On 6 April 2019 the Insolvency (Scotland) (Receivership and Winding up) Rules 2018 ("RUWR") and the Insolvency (Scotland) (Company Voluntary Arrangements and Administration) Rules 2018 ("CAR") will come into force (together "the New Rules"). The New Rules implement the most significant changes in corporate insolvency law in Scotland in over 30 years. There are two sets of rules, one for liquidations and receiverships and the other for administrations and company voluntary arrangements.
The New Rules have been drafted to, so far as possible, replicate the insolvency rules for England and Wales but there are still differences north and south of the border such as the rules relating to office holders' remuneration. The language has been modernised by using gender neutral language, simple terms rather than overly legal language and reducing duplication. It is anticipated that the introduction of the New Rules will result in the cost savings and greater efficiency in corporate insolvency procedures in Scotland.
The New Rules do not change the substantive law but will change the procedure for the conduct of corporate insolvencies in Scotland. The key changes include:
- Removal of the automatic requirement to hold a physical meeting. Creditors will be able to request a physical meeting if the 10:10:10 rules is triggered (either 10% in value of creditors or 10% in number of creditors or 10 creditors in number request a physical meeting).
- New decision making procedures: deemed consent and qualifying decision procedure.

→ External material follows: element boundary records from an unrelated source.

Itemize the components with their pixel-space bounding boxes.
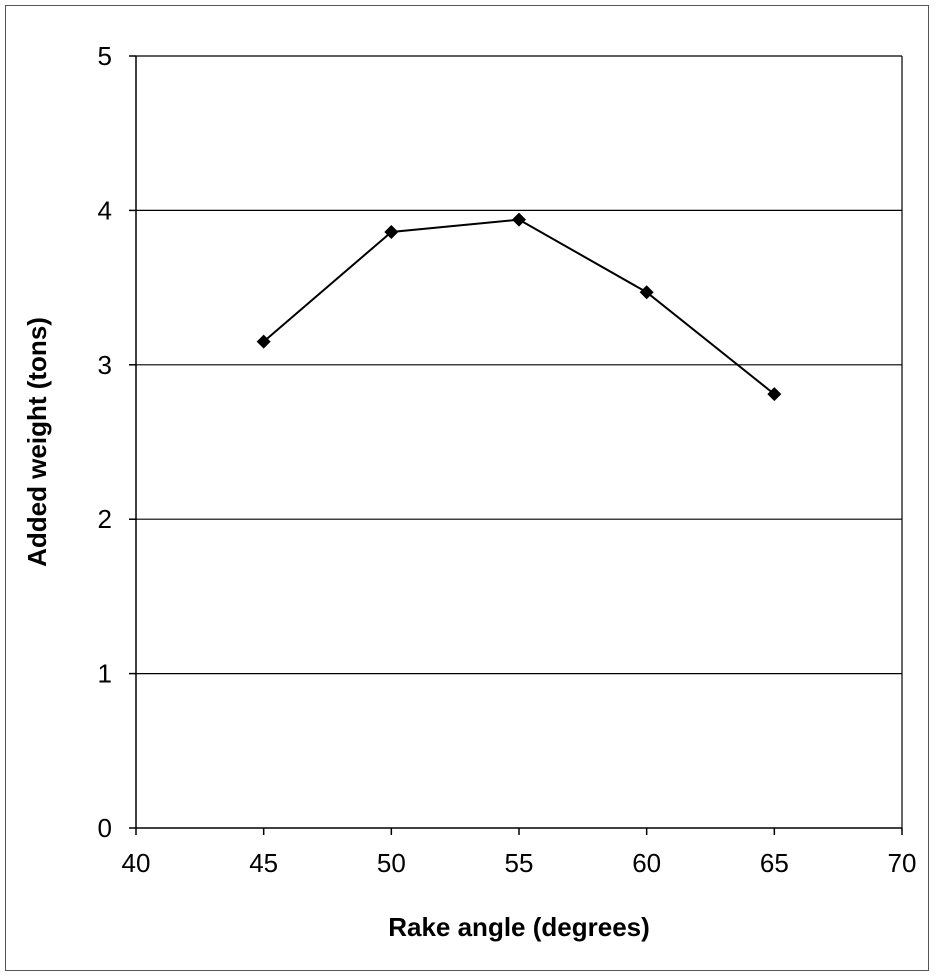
y-axis-ticks: 0 1 2 3 4 5 [98,41,136,843]
x-axis-title: Rake angle (degrees) [388,912,650,942]
data-point-50 [384,225,399,240]
x-tick-label-55: 55 [505,848,534,878]
x-tick-label-50: 50 [377,848,406,878]
x-tick-label-45: 45 [249,848,278,878]
y-axis-title: Added weight (tons) [22,317,52,567]
data-point-45 [256,334,271,349]
x-tick-label-70: 70 [888,848,917,878]
x-axis-ticks: 40 45 50 55 60 65 70 [122,828,917,878]
y-tick-label-5: 5 [98,41,112,71]
y-tick-label-1: 1 [98,659,112,689]
y-tick-label-3: 3 [98,350,112,380]
chart-frame [5,5,929,971]
data-point-60 [639,285,654,300]
data-point-65 [767,387,782,402]
series-line-0 [263,218,775,395]
data-point-55 [512,212,526,227]
axes [135,56,902,829]
y-tick-label-2: 2 [98,504,112,534]
data-series [256,212,782,402]
x-tick-label-40: 40 [122,848,151,878]
y-tick-label-0: 0 [98,813,112,843]
x-tick-label-60: 60 [632,848,661,878]
gridlines [136,55,903,828]
x-tick-label-65: 65 [760,848,789,878]
y-tick-label-4: 4 [98,195,112,225]
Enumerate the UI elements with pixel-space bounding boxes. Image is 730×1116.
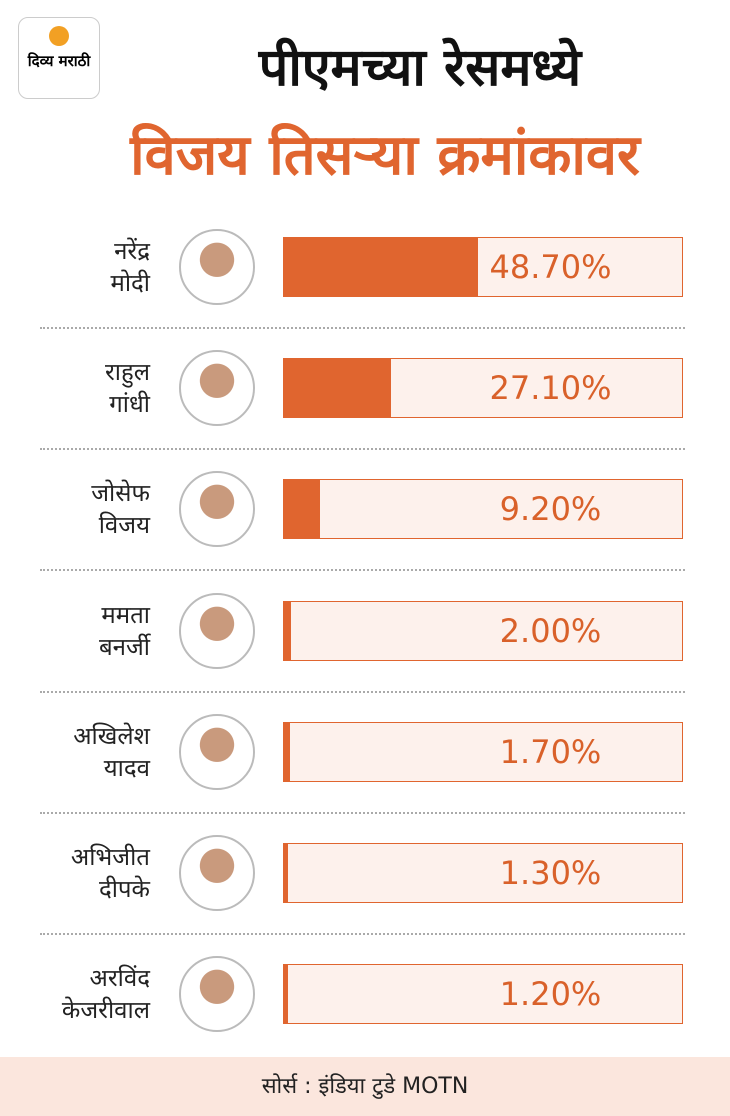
bar — [283, 237, 478, 297]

- Creditors can opt out of receiving certain correspondence from the IP, although they can opt back in at any time. Creditors cannot however opt out of receiving notice of payment of a dividend. It is hoped this change will save costs.
- The use of electronic communication with creditors and dedicated websites. This is a welcome change from the old Rules, where consent was required regardless of the mode of communication used pre-insolvency. Again this will save cost.
- Small dividend payments can be made where the debt does not exceed £1,000 without requiring a formal claim from creditors.
- More flexibility in relation to accounting periods, the timing for fixing liquidator's remuneration and payment of dividends.
- IPs now have discretion in relation to advertising in the Gazette or a newspaper and will only place adverts where they consider it appropriate.
- Personal information is more stringently protected under the New Rules.
As of the 6 April 2019 the New Rules will be in force and will apply not just to insolvencies that commence after that date but to all existing insolvencies in Scotland subject to some transitional provisions. Only time will tell whether the changes do reduce costs and improve the efficiency of corporate insolvency procedures in Scotland.